Overblog Suivre ce blog
Editer l'article Administration Créer mon blog
Les maux dans les mots

Le festin

19 Avril 2013 , Rédigé par Cheuret Clément Publié dans #nouvelle

Extrait du recueil de nouvelles ''De l'autre côté du miroir'' (http://www.edilivre.com/de-l-autre-cote-du-miroir-1e50e39b68.html).

Charlie Chaplin : ''L'homme est un animal aux instincts de survie primitifs : son ingéniosité s'est donc développée d'abord, et son âme ensuite''

''J'ai faim'', cette phrase résonne dans ma tête et rebondit sans cesse sur les parois de ma cavité crânienne.

Plus je m'en éloigne et plus elle se rapproche.

Je suis sous son emprise comme le jeune poussin face à la lente ondulation du serpent.

Cette phrase m'habite, me possède !

Je ne la pense pas, je la vis …

Plus rien n'a d'importance que de lui obéir. Je ne pourrai être en paix qu'une fois rassasié.

Je tourne mes yeux hagards vers le cadavre froid et puant de ma femme et me laisse aller à la folie.

***

-Hé, comment va ? me lance Claire du haut de l'escalator l'acheminant lentement, très lentement vers moi.

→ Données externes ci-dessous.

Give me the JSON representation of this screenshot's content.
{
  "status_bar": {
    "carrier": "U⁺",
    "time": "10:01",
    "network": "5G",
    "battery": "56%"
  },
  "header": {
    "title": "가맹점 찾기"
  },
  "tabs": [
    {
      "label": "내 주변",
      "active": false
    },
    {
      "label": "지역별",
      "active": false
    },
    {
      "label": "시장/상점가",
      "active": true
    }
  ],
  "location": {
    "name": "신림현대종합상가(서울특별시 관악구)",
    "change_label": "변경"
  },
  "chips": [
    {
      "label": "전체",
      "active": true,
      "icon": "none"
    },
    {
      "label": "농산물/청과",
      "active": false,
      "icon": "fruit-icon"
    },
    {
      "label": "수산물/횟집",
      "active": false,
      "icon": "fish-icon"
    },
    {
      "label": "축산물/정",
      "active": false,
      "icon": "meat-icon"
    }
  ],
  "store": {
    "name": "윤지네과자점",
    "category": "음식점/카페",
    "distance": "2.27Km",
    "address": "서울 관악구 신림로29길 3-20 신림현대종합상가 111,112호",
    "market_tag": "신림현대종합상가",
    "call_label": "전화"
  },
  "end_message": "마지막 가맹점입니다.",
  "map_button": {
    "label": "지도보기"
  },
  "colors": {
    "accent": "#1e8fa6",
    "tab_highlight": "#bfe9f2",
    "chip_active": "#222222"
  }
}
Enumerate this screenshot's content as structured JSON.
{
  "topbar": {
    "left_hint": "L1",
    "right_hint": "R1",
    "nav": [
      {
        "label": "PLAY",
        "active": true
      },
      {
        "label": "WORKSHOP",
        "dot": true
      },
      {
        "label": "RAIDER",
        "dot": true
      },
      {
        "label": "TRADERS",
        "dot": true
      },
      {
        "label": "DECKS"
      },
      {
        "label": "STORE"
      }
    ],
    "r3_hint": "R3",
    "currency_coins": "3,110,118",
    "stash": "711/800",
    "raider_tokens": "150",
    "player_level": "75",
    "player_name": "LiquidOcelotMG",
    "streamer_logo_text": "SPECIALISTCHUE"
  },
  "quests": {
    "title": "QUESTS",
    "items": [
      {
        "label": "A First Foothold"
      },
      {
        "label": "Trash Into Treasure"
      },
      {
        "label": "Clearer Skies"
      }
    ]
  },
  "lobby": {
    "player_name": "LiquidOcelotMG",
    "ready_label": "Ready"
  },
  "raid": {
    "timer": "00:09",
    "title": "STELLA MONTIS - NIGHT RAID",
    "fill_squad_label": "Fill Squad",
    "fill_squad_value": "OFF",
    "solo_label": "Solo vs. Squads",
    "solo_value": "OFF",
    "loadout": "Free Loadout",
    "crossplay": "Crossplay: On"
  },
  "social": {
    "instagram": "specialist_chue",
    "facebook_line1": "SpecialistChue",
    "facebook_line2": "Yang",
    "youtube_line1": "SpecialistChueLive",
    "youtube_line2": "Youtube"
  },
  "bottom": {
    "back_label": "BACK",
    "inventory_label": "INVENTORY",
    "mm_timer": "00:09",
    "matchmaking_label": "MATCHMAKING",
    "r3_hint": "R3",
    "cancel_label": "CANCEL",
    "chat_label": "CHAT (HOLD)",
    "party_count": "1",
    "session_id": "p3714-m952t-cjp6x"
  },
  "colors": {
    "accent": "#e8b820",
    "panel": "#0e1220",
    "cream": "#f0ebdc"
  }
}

Sa soudaine exclamation me sort de la torpeur morose dans laquelle m'avait propulsé sans aucune compassion le temps maussade de ce premier mois d'hiver.

Je regarde donc l’intéressée et lui répond en plaquant un grand sourire à peine feint sur mes lèvres :

-On fait aller … Comment s'est passé ton voyage ?

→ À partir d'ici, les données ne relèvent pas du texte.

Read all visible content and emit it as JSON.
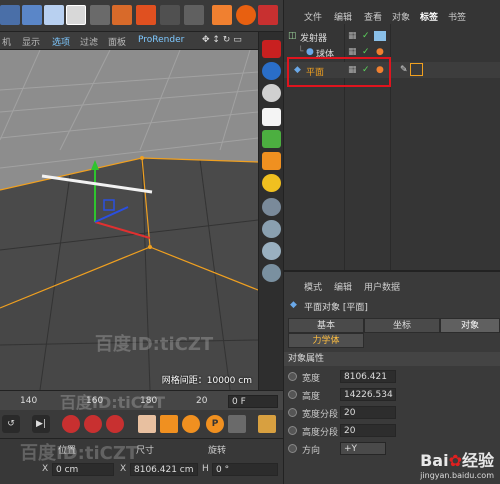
{
  "viewport_menu": {
    "items": [
      "机",
      "显示",
      "选项",
      "过滤",
      "面板",
      "ProRender"
    ]
  },
  "viewport": {
    "grid_label": "网格间距：10000 cm"
  },
  "object_manager": {
    "menu": [
      "文件",
      "编辑",
      "查看",
      "对象",
      "标签",
      "书签"
    ],
    "rows": [
      {
        "name": "发射器"
      },
      {
        "name": "球体"
      },
      {
        "name": "平面"
      }
    ]
  },
  "attribute_manager": {
    "menu": [
      "模式",
      "编辑",
      "用户数据"
    ],
    "title": "平面对象 [平面]",
    "tabs": [
      "基本",
      "坐标",
      "对象"
    ],
    "subtab": "力学体",
    "section": "对象属性",
    "properties": [
      {
        "label": "宽度",
        "value": "8106.421"
      },
      {
        "label": "高度",
        "value": "14226.534"
      },
      {
        "label": "宽度分段",
        "value": "20"
      },
      {
        "label": "高度分段",
        "value": "20"
      },
      {
        "label": "方向",
        "value": "+Y"
      }
    ]
  },
  "timeline": {
    "ticks": [
      "140",
      "160",
      "180",
      "20"
    ],
    "frame_field": "0 F"
  },
  "coords": {
    "headers": [
      "位置",
      "尺寸",
      "旋转"
    ],
    "x_label": "X",
    "pos_x": "0 cm",
    "size_x": "8106.421 cm",
    "h_label": "H",
    "rot_h": "0 °"
  },
  "watermarks": {
    "baidu_id": "百度ID:tiCZT",
    "baidu_logo": "Bai",
    "baidu_logo2": "经验",
    "baidu_url": "jingyan.baidu.com"
  },
  "colors": {
    "highlight": "#e0141e",
    "selection_orange": "#f0a020",
    "menu_active": "#7ec8ff"
  }
}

-Aussi bien que peut l'être un trajet dans une grosse boîte de métal volante, déclare-t-elle avec une ironie marquée d'une pointe de fatigue

-Allez, une bonne petite sieste et un repas entre copains, ça va te requinquer, affirmé-je en lui prenant son sac des mains tout en lui déposant un discret baiser sur les lèvres.

***

Je grelotte légèrement sous la brise fraîche qui plaque mes vêtements mouillés contre mon corps.

Je n'arrive toujours pas à réaliser ce qui nous est arrivé.

Nous étions là, bien tranquillement dans l'avion censé nous amener dans des contrées plus chaudes et plus clémentes que les nôtres, quand tout est allé de travers …

Je me souviens d'une jeune femme en uniforme nous souriant en nous répétant que tout allait bien et que nous serions bientôt sortis des intempéries.

Là, je perds connaissance.

Quand enfin ma conscience parvient à émerger, c'est le chaos !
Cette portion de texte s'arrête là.